Why Functional Medicine for Mental Health in India Matters Now
India is experiencing a mental health crisis of unprecedented proportions. Yet conventional psychiatric approaches, while lifesaving in emergencies, often trap patients in cycles of side effects and diminished quality of life.
“This comprehensive approach doesn’t replace conventional psychiatric care—it enhances it. For acute emergencies, suicidal crises, or severe psychotic episodes, conventional treatments are essential. But for millions stuck in partial recovery, the Integrative and Metabolic Psychiatry approach offers hope.”
The Core Message That Changes Everything
If you take away only one thing, let it be this:
Your brain is not an island.
- Your gut bacteria produce neurotransmitters.
- Your blood sugar stability affects mood and focus.
- Your inflammatory status influences brain function.
- Your hormone levels modulate emotional regulation.
- Your nutrient status provides building blocks for brain chemicals.
- Your toxic load is potentially interfering with neurological processes.

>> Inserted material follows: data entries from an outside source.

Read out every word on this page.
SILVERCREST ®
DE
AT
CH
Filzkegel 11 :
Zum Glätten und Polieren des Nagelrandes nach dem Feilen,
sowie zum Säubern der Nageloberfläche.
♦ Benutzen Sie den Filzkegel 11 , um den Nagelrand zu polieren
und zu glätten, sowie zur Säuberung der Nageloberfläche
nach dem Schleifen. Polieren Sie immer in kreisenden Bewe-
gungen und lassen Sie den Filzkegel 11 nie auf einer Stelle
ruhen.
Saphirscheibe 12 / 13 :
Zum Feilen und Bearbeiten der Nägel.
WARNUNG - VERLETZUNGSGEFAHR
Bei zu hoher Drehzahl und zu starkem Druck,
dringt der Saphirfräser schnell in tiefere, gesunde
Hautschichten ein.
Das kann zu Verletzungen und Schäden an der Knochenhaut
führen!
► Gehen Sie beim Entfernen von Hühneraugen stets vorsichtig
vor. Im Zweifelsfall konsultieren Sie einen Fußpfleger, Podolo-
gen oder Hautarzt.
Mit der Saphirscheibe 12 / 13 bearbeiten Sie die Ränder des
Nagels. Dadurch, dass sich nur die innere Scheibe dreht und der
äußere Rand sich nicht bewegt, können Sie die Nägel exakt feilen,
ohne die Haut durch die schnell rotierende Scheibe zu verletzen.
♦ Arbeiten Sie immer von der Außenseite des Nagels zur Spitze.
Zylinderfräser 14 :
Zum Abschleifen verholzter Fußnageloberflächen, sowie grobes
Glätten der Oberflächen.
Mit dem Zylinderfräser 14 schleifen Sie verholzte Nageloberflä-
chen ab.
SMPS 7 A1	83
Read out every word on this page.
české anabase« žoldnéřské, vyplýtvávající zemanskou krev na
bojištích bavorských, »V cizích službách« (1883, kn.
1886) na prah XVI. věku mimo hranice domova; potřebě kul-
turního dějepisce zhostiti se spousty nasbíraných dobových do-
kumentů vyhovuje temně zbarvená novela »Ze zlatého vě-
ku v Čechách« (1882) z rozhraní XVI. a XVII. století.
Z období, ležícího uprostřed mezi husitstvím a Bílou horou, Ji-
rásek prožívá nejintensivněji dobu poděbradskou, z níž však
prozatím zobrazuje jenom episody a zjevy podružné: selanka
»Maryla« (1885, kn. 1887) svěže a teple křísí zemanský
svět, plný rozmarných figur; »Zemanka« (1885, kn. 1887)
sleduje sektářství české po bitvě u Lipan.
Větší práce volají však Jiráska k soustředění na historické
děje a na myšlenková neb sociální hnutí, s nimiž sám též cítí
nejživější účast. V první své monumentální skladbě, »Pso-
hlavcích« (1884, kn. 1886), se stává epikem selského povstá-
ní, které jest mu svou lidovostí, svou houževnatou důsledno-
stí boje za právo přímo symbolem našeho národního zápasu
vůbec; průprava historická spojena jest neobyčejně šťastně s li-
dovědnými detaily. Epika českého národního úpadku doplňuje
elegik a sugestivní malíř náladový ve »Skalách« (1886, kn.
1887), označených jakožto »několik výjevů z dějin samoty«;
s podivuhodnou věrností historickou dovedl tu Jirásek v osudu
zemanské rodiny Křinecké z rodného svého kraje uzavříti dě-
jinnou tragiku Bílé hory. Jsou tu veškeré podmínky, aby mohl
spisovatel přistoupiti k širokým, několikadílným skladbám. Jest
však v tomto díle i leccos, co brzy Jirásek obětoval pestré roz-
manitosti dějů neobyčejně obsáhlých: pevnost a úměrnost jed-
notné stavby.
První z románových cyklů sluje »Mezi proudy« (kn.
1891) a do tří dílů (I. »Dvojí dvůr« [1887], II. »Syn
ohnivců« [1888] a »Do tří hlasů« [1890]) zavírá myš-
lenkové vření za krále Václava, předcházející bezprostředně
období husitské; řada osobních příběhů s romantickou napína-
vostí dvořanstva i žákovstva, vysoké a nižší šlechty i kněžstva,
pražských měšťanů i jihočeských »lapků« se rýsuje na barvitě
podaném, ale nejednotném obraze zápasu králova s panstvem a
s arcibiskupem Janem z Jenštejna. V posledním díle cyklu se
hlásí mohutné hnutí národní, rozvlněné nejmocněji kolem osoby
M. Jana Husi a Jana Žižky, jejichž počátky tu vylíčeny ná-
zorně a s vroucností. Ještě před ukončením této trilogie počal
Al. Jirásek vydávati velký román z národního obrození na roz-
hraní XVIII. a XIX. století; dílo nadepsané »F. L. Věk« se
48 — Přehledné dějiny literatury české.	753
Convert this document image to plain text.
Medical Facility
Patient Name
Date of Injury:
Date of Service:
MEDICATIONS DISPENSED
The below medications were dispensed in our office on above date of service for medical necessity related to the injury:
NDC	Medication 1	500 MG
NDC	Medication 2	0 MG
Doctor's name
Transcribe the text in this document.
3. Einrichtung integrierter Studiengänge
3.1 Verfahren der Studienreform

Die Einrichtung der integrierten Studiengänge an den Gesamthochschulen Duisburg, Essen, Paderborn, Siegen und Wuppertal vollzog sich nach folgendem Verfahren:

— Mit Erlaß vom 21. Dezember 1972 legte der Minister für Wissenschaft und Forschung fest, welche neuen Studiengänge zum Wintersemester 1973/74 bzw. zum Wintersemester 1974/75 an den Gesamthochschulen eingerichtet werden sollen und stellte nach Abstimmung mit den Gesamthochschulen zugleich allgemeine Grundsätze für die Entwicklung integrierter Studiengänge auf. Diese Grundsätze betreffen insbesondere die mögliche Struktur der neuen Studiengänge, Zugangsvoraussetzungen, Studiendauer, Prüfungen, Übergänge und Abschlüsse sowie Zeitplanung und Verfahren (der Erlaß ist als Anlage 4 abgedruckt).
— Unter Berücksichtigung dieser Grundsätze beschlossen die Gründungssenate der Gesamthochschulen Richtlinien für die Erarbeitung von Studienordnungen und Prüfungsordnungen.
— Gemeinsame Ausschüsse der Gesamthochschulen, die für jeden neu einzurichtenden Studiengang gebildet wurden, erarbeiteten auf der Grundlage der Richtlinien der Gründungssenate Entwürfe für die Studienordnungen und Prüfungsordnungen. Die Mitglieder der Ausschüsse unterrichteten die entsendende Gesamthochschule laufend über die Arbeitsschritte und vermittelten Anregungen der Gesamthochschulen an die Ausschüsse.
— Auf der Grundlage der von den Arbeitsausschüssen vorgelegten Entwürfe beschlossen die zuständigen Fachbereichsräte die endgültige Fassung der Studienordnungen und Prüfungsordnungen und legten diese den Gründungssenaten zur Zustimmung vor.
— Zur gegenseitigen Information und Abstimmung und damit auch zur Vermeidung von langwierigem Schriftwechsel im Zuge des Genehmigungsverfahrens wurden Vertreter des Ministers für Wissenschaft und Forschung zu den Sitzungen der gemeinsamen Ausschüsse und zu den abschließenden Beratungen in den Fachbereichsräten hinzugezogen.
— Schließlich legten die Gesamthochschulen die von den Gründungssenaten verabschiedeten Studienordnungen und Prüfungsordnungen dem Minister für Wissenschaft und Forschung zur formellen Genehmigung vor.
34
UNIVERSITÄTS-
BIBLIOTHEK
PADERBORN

When you understand these connections and address the whole interconnected system, healing doesn’t just become possible—it becomes predictable.
Taking the First Step
If conventional treatments aren’t producing desired results, there might be other pieces of the puzzle to explore. Hope exists that symptoms labelled “treatment-resistant” might actually be “cause-unaddressed.”
The revolution in a comprehensive approach for mental and emotional wellness/functional medicine for mental health in India isn’t about choosing between conventional and integrative approaches—it’s about weaving them together for the best possible health outcomes.
Your brain deserves more than symptom management. It deserves root-cause resolution.
This article is for informational purposes only and does not constitute medical advice. Always work with qualified healthcare providers, especially for acute psychiatric situations requiring immediate intervention.